McWatters concurred.
“The NCUA enacted a series of corporate credit union rules following the financial crisis of 2008/2009 that were aimed at protecting the safety and soundness of the National Credit Union Share Insurance Fund and the credit union system,” stated McWatters. “Those rules have served to reestablish the integrity and financial stability of the corporate credit union system. Today, we offer a modest and thoughtful relaxation to certain aspects of the rules that will reduce regulatory burden without threatening safety and soundness.”
NASCUS Response
In response to the corporate rule, Lucy Ito, CEO of the National Association of State Credit Union Supervisors, said, "Broadening eligibility of natural person credit union senior staff to serve as board members should expand access to highly relevant expertise among the nation’s corporate credit unions – six of which -- out of a total of 11 – are state-chartered. The state system strongly supported this change.
"Enabling corporate CUs to make minimal investments in a CUSO without triggering a ‘corporate CUSO’ classification should enable the credit union system to stay abreast of broader fintech developments.
“The state credit union system looks forward to discussion with the agency about corporate credit union participation in subordinated debt as the agency moves toward a final rule on the subject.”
Cybersecurity Considerations
At the opening of the meeting the board received a briefing on cybersecurity considerations during the COVID-19 pandemic.
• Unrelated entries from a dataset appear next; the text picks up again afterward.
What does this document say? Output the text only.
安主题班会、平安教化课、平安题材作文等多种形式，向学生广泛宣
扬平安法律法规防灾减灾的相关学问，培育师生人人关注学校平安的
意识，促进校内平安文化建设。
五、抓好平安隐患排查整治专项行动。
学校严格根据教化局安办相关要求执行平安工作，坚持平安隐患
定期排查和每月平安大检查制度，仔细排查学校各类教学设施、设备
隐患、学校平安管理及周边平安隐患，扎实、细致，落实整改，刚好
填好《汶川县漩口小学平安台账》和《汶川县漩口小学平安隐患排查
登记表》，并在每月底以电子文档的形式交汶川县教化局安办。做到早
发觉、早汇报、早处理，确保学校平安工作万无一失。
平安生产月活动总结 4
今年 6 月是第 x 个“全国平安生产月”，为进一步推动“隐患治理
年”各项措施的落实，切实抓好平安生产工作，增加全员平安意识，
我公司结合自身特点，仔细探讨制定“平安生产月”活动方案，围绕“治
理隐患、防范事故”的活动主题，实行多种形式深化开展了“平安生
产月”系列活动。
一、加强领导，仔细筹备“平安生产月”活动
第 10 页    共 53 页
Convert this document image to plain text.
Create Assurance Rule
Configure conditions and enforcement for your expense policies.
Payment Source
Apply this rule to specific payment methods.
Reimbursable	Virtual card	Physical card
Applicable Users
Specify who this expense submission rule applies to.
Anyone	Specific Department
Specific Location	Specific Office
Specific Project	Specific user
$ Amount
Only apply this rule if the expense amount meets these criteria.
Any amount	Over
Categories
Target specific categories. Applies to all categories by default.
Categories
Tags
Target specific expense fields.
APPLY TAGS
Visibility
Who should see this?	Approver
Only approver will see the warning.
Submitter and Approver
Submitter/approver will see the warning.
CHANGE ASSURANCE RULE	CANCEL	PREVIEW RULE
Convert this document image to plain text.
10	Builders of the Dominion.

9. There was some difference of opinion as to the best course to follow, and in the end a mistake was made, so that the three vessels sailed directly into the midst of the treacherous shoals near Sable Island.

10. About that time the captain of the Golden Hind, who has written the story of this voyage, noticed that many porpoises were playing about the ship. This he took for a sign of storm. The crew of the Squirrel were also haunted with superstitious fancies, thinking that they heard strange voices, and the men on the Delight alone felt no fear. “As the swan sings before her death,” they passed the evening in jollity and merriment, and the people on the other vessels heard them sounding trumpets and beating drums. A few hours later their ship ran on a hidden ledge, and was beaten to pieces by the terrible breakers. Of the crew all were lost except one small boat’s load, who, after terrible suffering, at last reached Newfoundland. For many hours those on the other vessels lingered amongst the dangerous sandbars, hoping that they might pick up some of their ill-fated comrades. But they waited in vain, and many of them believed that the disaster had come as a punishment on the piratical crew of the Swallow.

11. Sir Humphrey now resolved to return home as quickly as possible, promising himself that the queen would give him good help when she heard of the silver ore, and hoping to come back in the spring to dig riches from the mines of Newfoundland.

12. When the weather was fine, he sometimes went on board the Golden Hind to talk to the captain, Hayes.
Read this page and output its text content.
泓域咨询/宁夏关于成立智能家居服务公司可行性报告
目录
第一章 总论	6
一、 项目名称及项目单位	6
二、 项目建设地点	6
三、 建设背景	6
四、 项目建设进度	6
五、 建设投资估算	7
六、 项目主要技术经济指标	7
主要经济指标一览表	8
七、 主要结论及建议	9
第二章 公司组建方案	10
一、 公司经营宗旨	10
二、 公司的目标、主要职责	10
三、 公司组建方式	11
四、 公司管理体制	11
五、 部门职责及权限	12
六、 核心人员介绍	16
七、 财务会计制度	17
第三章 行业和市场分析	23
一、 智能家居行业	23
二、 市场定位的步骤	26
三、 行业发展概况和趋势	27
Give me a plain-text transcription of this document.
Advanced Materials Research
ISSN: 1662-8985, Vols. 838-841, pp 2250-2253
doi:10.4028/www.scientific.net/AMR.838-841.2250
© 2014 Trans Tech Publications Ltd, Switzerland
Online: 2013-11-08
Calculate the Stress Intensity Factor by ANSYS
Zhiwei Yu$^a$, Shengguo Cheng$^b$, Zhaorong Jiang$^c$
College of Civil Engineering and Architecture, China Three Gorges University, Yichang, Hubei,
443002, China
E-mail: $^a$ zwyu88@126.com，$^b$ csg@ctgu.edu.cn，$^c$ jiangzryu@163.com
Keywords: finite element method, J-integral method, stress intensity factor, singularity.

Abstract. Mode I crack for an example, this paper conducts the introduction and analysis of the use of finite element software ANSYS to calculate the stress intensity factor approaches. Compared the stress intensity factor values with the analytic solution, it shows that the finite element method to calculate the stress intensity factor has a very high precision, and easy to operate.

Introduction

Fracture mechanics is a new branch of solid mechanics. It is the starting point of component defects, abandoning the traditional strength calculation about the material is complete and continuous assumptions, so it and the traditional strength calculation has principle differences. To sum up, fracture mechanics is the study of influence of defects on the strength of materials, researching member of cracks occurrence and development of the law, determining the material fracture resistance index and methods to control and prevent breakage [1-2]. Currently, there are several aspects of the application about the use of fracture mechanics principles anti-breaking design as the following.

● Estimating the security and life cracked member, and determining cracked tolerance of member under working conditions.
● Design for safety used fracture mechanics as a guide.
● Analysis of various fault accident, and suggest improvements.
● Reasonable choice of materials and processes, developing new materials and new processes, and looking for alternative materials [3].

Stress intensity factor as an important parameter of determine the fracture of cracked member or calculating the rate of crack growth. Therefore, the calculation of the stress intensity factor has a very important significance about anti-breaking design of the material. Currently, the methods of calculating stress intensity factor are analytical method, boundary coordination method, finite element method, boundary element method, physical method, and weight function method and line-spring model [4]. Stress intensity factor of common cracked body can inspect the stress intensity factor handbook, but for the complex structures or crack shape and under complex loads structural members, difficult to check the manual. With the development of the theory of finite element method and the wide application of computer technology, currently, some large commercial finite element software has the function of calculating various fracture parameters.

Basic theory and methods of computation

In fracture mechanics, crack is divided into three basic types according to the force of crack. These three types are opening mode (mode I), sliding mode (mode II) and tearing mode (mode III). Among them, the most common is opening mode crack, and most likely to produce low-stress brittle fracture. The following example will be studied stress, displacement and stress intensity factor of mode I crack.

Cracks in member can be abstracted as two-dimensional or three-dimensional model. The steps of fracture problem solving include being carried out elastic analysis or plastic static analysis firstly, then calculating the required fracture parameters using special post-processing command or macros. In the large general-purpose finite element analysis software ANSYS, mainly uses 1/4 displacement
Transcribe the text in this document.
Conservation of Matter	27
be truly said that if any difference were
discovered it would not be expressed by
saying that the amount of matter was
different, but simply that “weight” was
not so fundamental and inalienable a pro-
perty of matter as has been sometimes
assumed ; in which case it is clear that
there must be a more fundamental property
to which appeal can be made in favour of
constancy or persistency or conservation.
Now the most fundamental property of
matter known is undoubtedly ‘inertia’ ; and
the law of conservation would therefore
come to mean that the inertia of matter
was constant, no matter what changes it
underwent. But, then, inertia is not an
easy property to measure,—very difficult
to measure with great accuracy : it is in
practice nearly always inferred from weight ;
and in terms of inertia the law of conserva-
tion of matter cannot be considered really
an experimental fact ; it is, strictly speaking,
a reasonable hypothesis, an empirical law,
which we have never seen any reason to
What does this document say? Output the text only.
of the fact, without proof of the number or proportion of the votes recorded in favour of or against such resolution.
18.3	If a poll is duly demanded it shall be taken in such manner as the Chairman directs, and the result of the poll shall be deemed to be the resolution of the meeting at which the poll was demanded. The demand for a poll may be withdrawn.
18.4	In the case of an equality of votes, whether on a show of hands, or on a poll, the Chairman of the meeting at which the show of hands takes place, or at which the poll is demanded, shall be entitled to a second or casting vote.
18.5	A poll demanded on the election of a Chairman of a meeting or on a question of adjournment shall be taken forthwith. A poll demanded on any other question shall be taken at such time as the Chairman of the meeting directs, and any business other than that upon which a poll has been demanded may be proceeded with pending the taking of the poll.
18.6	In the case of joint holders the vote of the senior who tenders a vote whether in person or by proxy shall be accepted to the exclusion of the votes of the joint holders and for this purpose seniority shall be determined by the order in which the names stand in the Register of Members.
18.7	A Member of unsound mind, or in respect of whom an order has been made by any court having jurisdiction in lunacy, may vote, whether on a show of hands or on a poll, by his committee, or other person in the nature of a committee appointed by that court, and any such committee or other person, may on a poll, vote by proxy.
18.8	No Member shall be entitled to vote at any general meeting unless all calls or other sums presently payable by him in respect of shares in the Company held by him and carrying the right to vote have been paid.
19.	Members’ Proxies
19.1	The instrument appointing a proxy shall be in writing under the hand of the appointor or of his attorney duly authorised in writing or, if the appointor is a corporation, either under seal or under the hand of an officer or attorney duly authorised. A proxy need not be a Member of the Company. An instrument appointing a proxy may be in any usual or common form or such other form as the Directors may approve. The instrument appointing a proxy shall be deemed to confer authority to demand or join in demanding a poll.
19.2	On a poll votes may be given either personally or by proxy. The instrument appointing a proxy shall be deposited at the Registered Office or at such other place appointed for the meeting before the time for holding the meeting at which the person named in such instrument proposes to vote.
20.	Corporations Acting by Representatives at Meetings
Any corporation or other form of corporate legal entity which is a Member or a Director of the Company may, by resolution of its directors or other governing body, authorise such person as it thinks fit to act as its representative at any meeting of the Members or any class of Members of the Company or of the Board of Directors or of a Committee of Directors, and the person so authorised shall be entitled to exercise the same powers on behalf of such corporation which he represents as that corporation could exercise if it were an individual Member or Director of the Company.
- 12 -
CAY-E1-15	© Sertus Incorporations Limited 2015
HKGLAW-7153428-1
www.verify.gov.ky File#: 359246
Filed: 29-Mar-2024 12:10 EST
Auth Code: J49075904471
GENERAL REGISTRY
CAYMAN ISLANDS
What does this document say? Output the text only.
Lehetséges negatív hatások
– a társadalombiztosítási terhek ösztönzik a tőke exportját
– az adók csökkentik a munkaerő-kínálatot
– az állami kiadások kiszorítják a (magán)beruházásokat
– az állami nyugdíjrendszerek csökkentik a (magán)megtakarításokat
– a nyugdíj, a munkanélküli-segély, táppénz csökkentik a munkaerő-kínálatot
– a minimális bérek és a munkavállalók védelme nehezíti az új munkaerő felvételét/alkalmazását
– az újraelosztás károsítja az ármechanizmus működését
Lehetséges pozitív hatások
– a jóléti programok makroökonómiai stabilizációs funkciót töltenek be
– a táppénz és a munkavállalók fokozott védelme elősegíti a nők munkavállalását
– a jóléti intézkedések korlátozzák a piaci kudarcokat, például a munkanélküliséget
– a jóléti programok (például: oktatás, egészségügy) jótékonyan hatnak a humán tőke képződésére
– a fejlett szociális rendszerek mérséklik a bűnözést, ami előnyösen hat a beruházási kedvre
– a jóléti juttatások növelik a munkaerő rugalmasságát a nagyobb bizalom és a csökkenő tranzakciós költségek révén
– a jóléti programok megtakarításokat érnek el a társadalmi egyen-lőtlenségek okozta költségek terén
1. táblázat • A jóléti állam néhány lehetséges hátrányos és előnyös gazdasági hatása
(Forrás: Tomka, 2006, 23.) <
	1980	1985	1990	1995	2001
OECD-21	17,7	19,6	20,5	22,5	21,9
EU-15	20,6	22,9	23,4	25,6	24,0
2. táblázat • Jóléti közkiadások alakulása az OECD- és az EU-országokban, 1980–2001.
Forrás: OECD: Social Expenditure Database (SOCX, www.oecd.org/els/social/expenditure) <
Johnny Davis, special advisor to the chairman for cyber security and director of the Division of Critical Infrastructure, outlined how cyber-threats have only increased during the health crisis and detailed key threats facing credit unions today (see image below).
“To sum it up, the root cause for all of these attacks falls into two categories: social engineering and human behavior,” said Davis, who emphasized the need for credit unions to pay close attention to training new and existing staff on how to safely work with the CU’s systems remotely.
Hood also stressed NCUA is focused on gaining authority to oversee third-party vendors’ cyber-security processes and procedures, in an effort to further secure credit union system.
“Let me now be very clear, I deeply believe that Congress should consider providing NCUA with vendor authority to allow the agency to better supervise third-party cyber security risk,” said Hood. “But in my view, this should be done post pandemic recovery. I've made this request to members of the Senate Banking Committee through my recent letter and I do believe that providing vendor authority amid the pandemic will place additional burden on our staff as well as the industry at large. But I certainly would like to see us have this post recovery.”
Hood noted that prior to Thursday's meeting the board oted to remove a fourth item from its agenda—an RFI for supervisory guidance and potential improvements in future communications.